Unspecific but predominant type II (fast twitch) muscle fibre atrophy has been repeatedly described within muscle tissue from CIM/CIMN biopsies [35]. Selective but patchy loss of myosin filaments can be visualised by electron microscopy and is considered a hallmark of CIM, explaining its additional terminology of thick filament myopathy [35]. In contrast to these morphologic alterations, non-excitable muscle membrane is detected by electrophysiologic testing [43, 108, 109] and has been shown to predict ICUAW in mechanically ventilated, sedated patients with high sensitivity and specificity [89]. All three characteristics may result in different mechanisms leading to ICUAW, as loss of muscle mass (atrophy) correlates with decreased maximum force, thick filament loss represents an additional reduction of force generating capacity by additional myofilament dysfunction, and non-excitable muscle membrane may be considered as an incapability of the muscle to generate contraction-preceding action potentials.

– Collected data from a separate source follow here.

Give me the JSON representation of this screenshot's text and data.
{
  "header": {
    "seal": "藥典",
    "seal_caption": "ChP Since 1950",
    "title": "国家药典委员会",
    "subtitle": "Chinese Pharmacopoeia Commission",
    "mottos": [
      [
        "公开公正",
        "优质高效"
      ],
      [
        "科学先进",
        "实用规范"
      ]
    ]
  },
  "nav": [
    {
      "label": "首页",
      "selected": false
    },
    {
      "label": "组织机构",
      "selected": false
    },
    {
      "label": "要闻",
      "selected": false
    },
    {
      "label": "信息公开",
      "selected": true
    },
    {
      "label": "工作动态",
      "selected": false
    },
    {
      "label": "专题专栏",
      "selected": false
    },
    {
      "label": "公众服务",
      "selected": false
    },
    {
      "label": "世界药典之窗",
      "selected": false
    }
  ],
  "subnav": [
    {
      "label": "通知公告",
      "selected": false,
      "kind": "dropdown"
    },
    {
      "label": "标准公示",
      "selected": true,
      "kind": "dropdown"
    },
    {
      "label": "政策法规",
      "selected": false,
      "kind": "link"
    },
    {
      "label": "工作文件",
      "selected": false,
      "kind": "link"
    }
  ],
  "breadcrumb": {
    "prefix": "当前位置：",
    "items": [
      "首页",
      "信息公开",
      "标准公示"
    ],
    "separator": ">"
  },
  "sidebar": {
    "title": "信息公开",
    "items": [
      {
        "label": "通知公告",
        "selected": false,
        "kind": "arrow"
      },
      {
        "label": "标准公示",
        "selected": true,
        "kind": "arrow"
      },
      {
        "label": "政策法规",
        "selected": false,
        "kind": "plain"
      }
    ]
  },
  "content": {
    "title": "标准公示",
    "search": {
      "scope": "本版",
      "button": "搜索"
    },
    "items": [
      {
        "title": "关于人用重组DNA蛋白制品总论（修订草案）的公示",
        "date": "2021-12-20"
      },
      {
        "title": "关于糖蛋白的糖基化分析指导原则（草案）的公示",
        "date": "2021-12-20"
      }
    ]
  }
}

Less frequently described histological signs of CIM/CIMN include acute necrosis [110, 111], regeneration [112] as well as loss of myofibrillar ATPase staining [113], the latter affecting both type I and II muscle fibres.

A number of subcellular sites involved in excitation contraction coupling may be affected in sepsis-induced myopathy [36]. These include the sarcolemma, the sarcoplasmatic reticulum, the contractile apparatus and the mitochondria. As described above, one of the key features of CIM/CIMN is that skeletal muscle becomes electrically inexcitable, which has led to the concept that CIM/CIMN could represent an acquired channelopathy involving dysregulation of sodium channels located at the sarcolemma. Experimental studies describe sarcolemmal injuries in diaphragm and limb muscle that were in part associated with excessive nitric oxide generation [114‐116]. Altered calcium homeostasis has been observed in a number of studies on skeletal muscle during sepsis with calcium level increases in some subcellular compartments and decreases in others [36]. Contractile protein dysfunction resulting in reduced force pCa relationship has been reported in diaphragm and limb muscle in a number of sepsis models [117‐120]. It is likely that free radical generation is involved in this mechanism, as either a superoxide scavenger or NO synthesis inhibitor significantly attenuated reduced endotoxin-induced force pCa relationships. TNF-α has been linked to decreases in titanic force generation due to changes in myofilament function, as well [121, 122]. A considerable amount of data indicates that sepsis also causes profound alterations in respiratory muscle mitochondrial function [36]. Limb muscle biopsies from septic patients show decreased mitochondrial content and lower concentrations of energy rich phosphates [123].